Trump y su falta de empatía

La viuda de David T. Johnson llora en presencia de su hija sobre el féretro de su marido. :: r. c./
La viuda de David T. Johnson llora en presencia de su hija sobre el féretro de su marido. :: r. c.

La familia de un 'boina verde' caído en Níger acusa al presidente de trasladarles de forma «irrespetuosa» sus condolencias

MERCEDES GALLEGO CORRESPONSAL

nueva york. A principios de mes el cuerpo del sargento David T. Johnson quedó tirado en un pueblo de Níger durante dos días, olvidado por sus compañeros en el fragor de la batalla. El helicóptero que llegó a rescatarlos del ataque sorpresa de los terroristas del Estado Islámico había tardado 30 minutos desde que empezaron los disparos; «¡extraordinario!», dijo el Pentágono, satisfecho de la hazaña. Fueron los soldados africanos los que encontraron días después el cuerpo del 'boina verde' Johnson. Se cree que seguía con vida cuando sus compañeros despegaron.

David T. Johnson, de 25 años, era el único afroamericano de los cuatro fallecidos en esa emboscada, y su cuerpo, el último en volver a casa. Debajo del uniforme llevaba tatuado en el pecho el nombre de su esposa, Myeshia, embarazada de su tercer hijo. «Él sabía en lo que se metía, pero siempre duele cuando pasa», le soltó Trump por teléfono a la viuda cuando al fin la llamó para expresarle sus condolencias. «La mujer no paraba de llorar. Cuando colgó me dijo entre lágrimas: 'Ni siquiera se acordaba de su nombre'», relata la congresista Frederica Wilson, que acompañaba al aeropuerto a la viuda y a su hija de 6 años a recibir el féretro.

El presidente lo niega tajantemente y asegura «tener pruebas» de que no lo dijo. Pero Wilson pone por testigos a los ocupantes del coche que, como ella, escucharon la llamada en altavoz. La madre del soldado, Cowanda Jones-Johnson, ha confirmado a MSNBC que el presidente fue «irrespetuoso» con su tono jocoso.

Su incapacidad para la empatía con los que sufren es bien conocida, especialmente si estos pertenecen a minorías, como demostró recientemente su visita a Puerto Rico, devastado por el huracán 'María'. Al igual que la de culpar a otros, preferiblemente a su antecesor. Trump ni siquiera había hablado públicamente de los soldados caídos en ese oscuro episodio hasta que el lunes un periodista le preguntó por qué no había llamado aún a las familias. «Obama tampoco lo hacía», mintió.

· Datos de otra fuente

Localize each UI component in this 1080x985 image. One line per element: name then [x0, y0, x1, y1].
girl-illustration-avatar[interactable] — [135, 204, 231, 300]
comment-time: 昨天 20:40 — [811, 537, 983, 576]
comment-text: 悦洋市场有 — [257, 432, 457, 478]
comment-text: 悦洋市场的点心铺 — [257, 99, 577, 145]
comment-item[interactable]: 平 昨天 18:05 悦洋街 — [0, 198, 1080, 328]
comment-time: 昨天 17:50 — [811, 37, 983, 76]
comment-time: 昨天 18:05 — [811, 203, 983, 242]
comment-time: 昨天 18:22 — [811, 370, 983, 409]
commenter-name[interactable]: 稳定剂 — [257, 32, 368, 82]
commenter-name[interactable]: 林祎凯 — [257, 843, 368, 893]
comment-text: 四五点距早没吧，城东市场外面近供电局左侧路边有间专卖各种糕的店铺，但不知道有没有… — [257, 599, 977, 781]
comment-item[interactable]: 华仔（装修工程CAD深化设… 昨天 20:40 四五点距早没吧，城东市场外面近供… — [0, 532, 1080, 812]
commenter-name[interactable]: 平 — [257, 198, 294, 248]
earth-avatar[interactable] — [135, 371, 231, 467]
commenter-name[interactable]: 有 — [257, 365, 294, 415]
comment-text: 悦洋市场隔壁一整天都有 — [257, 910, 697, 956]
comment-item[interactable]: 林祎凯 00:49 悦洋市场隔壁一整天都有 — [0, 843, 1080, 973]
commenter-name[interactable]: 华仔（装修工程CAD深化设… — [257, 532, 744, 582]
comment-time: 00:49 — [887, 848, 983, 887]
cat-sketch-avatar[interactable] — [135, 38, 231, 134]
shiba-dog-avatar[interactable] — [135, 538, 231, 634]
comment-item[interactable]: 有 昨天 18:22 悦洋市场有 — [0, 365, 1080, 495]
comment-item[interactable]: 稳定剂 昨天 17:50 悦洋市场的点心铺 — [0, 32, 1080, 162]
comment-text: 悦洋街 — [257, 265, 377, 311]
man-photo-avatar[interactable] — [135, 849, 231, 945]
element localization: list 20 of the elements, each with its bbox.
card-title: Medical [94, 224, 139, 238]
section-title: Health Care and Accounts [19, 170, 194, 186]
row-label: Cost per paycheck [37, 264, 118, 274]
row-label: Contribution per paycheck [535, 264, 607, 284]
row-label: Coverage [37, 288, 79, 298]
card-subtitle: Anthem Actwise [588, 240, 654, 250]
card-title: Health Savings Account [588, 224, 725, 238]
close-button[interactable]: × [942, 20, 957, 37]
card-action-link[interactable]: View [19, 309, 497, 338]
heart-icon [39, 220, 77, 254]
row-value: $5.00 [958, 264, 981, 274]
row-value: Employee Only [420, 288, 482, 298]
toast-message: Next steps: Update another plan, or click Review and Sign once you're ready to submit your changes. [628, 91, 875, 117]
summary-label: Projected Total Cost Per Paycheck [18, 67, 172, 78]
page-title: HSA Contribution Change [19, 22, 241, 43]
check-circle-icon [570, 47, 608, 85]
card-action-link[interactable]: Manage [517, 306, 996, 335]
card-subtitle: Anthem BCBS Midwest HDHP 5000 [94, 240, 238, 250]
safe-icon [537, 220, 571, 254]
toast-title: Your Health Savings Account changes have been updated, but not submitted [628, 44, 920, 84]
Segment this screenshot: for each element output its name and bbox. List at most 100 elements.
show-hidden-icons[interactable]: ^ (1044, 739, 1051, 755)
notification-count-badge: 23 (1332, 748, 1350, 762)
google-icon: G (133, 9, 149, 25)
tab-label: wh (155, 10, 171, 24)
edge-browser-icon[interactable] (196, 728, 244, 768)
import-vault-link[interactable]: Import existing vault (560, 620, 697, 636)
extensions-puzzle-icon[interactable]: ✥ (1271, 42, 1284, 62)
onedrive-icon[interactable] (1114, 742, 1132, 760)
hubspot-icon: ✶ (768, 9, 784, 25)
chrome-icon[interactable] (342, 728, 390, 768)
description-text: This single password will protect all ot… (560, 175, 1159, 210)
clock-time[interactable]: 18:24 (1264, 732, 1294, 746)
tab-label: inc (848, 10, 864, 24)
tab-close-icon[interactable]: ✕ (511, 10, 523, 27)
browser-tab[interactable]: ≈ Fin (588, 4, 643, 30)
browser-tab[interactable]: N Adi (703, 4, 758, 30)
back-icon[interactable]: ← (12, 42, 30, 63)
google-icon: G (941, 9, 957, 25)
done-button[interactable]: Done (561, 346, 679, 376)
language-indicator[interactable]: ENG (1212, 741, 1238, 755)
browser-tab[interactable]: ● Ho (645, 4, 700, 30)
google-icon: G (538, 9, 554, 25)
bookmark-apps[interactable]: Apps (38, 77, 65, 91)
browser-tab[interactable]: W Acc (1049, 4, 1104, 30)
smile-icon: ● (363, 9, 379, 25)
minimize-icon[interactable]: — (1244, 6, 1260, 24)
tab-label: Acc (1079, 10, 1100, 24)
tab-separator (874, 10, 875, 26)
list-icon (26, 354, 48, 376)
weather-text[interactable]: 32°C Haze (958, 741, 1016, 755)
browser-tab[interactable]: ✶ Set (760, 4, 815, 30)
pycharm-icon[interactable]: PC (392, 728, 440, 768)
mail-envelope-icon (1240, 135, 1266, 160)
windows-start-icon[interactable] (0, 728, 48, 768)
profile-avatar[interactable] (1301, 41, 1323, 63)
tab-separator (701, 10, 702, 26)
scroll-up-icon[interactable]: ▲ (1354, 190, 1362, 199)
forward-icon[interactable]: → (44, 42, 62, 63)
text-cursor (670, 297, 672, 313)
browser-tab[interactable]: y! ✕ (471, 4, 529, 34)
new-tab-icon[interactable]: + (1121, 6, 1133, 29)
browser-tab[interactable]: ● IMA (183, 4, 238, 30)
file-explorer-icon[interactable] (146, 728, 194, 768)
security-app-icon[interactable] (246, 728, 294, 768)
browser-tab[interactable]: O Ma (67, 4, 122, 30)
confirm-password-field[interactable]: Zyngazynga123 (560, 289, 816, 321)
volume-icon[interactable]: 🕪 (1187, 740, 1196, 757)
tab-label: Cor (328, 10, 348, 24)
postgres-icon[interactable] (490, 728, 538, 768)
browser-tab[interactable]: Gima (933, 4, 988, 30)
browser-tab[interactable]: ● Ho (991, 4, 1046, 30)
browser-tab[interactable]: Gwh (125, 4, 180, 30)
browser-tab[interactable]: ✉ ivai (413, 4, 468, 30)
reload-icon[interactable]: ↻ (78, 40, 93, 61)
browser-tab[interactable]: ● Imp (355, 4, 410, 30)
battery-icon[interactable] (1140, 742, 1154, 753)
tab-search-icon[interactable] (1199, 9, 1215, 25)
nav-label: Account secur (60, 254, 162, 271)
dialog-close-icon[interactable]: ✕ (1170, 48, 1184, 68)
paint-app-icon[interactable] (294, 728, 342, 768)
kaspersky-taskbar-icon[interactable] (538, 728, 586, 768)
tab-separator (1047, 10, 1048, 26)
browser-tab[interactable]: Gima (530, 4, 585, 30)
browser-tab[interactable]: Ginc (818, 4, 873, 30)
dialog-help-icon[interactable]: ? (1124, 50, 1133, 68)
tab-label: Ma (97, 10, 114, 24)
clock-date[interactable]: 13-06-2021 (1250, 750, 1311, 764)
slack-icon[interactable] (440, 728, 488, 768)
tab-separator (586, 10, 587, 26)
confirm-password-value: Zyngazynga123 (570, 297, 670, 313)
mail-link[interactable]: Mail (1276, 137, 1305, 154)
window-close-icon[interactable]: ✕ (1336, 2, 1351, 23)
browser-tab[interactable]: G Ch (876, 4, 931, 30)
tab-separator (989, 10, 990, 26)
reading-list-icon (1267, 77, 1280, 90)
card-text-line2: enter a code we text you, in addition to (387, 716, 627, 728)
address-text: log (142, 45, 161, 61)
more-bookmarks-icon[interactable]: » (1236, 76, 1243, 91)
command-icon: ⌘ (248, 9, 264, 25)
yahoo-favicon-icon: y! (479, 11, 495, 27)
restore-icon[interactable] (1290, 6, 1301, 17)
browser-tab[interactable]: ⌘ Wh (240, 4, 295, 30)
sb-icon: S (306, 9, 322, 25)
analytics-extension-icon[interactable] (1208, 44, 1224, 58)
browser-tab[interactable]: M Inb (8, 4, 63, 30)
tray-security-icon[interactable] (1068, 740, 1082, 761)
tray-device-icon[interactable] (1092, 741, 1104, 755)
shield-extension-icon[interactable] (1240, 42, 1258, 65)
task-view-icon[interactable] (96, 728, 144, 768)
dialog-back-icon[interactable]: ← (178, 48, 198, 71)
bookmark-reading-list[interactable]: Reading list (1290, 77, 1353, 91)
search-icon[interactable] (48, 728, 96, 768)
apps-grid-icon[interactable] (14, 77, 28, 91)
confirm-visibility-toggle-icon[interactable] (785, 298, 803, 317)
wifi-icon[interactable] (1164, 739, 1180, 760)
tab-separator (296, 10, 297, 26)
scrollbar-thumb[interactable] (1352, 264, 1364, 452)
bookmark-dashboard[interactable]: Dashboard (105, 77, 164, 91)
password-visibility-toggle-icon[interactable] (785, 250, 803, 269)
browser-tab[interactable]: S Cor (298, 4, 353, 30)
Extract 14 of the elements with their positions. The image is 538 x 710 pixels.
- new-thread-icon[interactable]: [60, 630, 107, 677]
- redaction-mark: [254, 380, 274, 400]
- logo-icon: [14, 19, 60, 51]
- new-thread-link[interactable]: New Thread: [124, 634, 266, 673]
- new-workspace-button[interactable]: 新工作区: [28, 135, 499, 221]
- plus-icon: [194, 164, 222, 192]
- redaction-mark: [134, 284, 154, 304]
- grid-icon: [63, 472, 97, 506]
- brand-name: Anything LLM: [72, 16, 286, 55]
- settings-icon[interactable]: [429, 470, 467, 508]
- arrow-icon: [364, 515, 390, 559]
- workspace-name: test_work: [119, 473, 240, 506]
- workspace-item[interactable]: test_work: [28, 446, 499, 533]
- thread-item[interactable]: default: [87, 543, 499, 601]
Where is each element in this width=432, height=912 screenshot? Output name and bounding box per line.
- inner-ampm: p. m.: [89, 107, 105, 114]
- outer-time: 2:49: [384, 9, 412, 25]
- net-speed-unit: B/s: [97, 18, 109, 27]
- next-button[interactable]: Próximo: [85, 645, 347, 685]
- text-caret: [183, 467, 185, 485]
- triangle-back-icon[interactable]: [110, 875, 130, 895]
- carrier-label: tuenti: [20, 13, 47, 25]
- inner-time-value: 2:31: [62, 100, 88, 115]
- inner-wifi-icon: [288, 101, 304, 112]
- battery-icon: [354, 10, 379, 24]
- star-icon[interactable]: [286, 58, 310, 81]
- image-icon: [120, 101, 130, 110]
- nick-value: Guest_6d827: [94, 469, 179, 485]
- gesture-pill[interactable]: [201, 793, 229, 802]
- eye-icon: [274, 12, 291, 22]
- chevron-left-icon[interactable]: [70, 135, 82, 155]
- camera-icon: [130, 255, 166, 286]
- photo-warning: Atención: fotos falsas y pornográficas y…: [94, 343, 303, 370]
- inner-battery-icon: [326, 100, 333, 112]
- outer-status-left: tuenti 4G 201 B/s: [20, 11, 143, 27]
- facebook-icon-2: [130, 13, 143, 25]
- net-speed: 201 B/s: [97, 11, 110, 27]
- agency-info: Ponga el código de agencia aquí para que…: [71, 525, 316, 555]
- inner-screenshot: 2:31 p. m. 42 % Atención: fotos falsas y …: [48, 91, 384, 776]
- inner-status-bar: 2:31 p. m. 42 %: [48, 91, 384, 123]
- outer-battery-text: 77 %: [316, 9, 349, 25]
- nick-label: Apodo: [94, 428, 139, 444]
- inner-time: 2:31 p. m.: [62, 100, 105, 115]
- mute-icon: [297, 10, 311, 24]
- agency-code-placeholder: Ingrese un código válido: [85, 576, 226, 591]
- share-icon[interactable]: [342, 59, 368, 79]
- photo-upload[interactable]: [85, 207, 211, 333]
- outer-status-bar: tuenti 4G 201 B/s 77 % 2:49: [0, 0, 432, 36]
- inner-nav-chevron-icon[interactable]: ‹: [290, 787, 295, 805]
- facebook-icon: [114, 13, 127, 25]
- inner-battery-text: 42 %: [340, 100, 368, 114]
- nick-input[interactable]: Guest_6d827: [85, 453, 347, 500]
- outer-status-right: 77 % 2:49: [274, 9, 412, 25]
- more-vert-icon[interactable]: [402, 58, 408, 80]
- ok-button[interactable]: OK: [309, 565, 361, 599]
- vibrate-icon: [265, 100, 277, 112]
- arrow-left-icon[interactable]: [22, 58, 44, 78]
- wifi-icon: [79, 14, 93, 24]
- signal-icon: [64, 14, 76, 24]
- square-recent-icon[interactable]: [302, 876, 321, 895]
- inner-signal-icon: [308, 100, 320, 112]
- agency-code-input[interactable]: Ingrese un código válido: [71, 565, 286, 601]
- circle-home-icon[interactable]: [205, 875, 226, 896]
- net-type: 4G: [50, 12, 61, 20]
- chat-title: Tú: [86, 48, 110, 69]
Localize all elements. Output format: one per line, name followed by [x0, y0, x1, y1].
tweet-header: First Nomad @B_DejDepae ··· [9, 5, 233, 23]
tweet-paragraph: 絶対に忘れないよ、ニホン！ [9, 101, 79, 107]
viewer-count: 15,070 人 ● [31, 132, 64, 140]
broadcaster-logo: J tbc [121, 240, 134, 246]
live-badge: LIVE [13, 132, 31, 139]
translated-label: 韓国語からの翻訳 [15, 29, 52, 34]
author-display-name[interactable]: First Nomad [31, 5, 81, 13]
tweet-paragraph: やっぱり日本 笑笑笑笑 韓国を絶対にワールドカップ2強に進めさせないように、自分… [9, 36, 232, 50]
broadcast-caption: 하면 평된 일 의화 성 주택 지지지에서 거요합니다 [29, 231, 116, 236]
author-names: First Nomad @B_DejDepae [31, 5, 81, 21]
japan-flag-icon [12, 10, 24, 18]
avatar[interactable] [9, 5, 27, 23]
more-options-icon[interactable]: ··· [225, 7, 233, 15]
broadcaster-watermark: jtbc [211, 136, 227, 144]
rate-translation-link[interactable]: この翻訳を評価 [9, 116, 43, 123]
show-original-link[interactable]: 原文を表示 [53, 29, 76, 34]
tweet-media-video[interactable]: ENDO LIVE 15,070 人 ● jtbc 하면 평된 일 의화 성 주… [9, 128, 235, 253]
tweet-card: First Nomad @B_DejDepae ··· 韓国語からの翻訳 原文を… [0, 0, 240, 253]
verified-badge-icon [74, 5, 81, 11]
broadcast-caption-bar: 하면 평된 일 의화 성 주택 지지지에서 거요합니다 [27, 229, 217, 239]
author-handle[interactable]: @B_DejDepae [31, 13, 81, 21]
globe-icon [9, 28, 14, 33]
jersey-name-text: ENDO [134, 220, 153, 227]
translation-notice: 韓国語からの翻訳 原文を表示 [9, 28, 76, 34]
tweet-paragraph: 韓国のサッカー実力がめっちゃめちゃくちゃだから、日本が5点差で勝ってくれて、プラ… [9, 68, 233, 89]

Como coartada dijo que le preguntaran a su jefe de gabinete, el general John Kelly, si el entonces presidente le había llamado cuando su hijo murió en Afganistán, pero ahí es donde Kelly ha marcado la línea roja. No piensa politizar a su hijo. Siempre ha evitado hablar de él en público. Con todo, sus compañeros del Pentágono no recuerdan que se quejase del trato que se le dio durante su duelo.

La Casa Blanca le invitó a un desayuno para familias Gold Star, como se denomina a las que han perdido a un miembro en combate. A Kelly lo sentaron en la mesa de Michelle Obama, que dejaba palpable su empatía con largos abrazos, sentidos discursos y lágrimas en los ojos.

Trump, sin embargo, atacó sin piedad a Khizr Khan y su esposa, dolientes padres del capitán Humayun Khan, que en Irak se interpuso entre un coche bomba y sus compañeros para salvarles la vida. El matrimonio habló en la Convención del Partido Demócrata de Filadelfia para defender el papel de los musulmanes en el Ejército y soportó con dignidad los ataques que les dirigió Trump en venganza. Ayer volvió a hablar para criticar «el egoísmo» de un presidente «que divide», que «una vez más degrada la dignidad de la presidencia».